Как Дидо ее не раздавила вчера во время пляски и не разгрызла пополам во время сегодняшней своей гадкой игры – было неясно.
Я никуда не пошел, а снова завалился спать в надежде, что увижу Тартича или, на худой конец, падре Боэме, Богуслава Черногорского.
Проспал я до четырех часов дня. Больше мне ничего не снилось.
Черногор вернулся откуда-то раздраженный, злой.
Кивнув на желтую славянскую скрипку, он сказал:
– Я на ней не играю. После полетов «Ф-16 Еagle», после акустической травмы – просто не могу. Да и раньше не мог. В наше время быть самоучкой – горький хлеб.
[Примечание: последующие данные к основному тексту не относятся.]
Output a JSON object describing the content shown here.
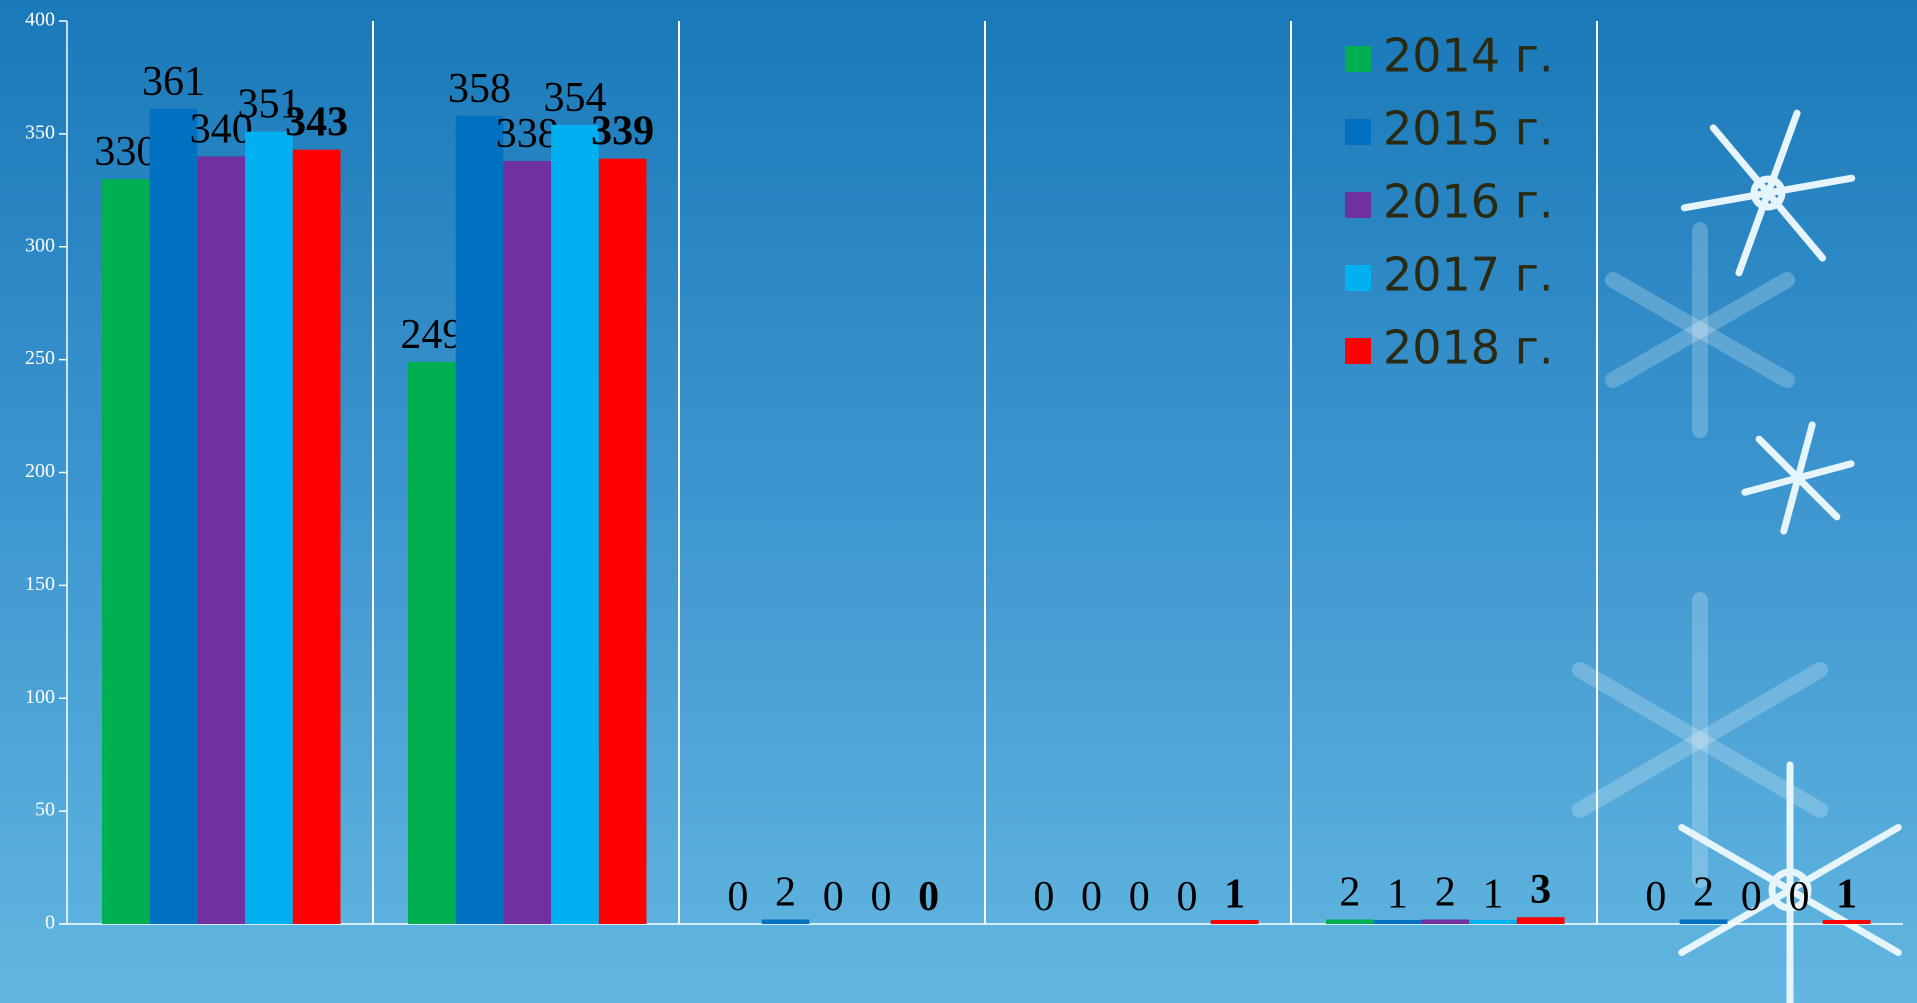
{
  "chart_data": {
    "type": "bar",
    "categories": [
      null,
      null,
      null,
      null,
      null,
      null
    ],
    "series": [
      {
        "name": "2014 г.",
        "color": "#00b050",
        "values": [
          330,
          249,
          0,
          0,
          2,
          0
        ]
      },
      {
        "name": "2015 г.",
        "color": "#0070c0",
        "values": [
          361,
          358,
          2,
          0,
          1,
          2
        ]
      },
      {
        "name": "2016 г.",
        "color": "#7030a0",
        "values": [
          340,
          338,
          0,
          0,
          2,
          0
        ]
      },
      {
        "name": "2017 г.",
        "color": "#00b0f0",
        "values": [
          351,
          354,
          0,
          0,
          1,
          0
        ]
      },
      {
        "name": "2018 г.",
        "color": "#ff0000",
        "values": [
          343,
          339,
          0,
          1,
          3,
          1
        ]
      }
    ],
    "ylim": [
      0,
      400
    ],
    "yticks": [
      0,
      50,
      100,
      150,
      200,
      250,
      300,
      350,
      400
    ],
    "legend": "top-right"
  }
}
А время для скрипичного учения, как вы понимаете, я давно упустил. Поэтому Дидо меня умышленно своей игрой мучает. Она… – Черногор вдруг замолчал. – Вам пора, – грубо и совсем не так, как полагается говорить хозяину, сказал он.
Я стал лихорадочно застегиваться, обуваться.
Словно пытаясь сгладить неловкость, Черногор задумался вслух:
– Сделать вам, что ли, подарок? Скрипку подарить не могу. Но вот модель… Возьмите – «ишачка»! – вдруг взмолился он. «Ишачок» напоминает мне о «Фантомах». «Ишачок» наш, конечно, не для «собачьей драки», для внезапности. Но все равно, он тоже – летающая смерть…
– Что ж, совсем не летать нам теперь?
– Пока – летать. Но надо как можно быстрей на собственные крылья переходить. А то все механические и механические… Так уже с человецами было. Летали на железных крыльях – вот в землю железом и ушли… И это опять повторится. А «ишачка» я разберу, упакую и в кошелку!
Он достал из шкафа допотопную, плоскую, как чемодан, мягко сплетенную двуручную кошелку, стал по частям укладывать в нее модель самолета.
– Кстати, про Тартича я ничего не выдумал. Просто мне лень записывать. Вот я ночью вам историю и наговорил. А вы уж распорядитесь ею, как знаете. Через сон любая повесть лучше на лист ложится. Только не пишите, пожалуйста: «Повесть про то, как Черногор от акустической травмы лечился»…
Хозяин куда-то ушел.
Снова пришел Костик Хлус и стал болтать всякую ерунду. При этом он тревожно зыркал хитрыми глазенками по кабинету Черногора.
Потом пришла – и снова с ужимками Костика забрала – Стервуля.
Дидо не приходила.
Я вышел на террасу.
Волнение моря было теперь небольшим, меньше двух баллов.
Вдали показался медленно входящий в гавань паром. Трехпалубный, тускло-белый.
Я оглянулся на город. Он был виден только одной из частей, краем.
От резкого поворота тень жары и синяя тьма от выпитой сливовицы заколыхалась надо мной, как ковер!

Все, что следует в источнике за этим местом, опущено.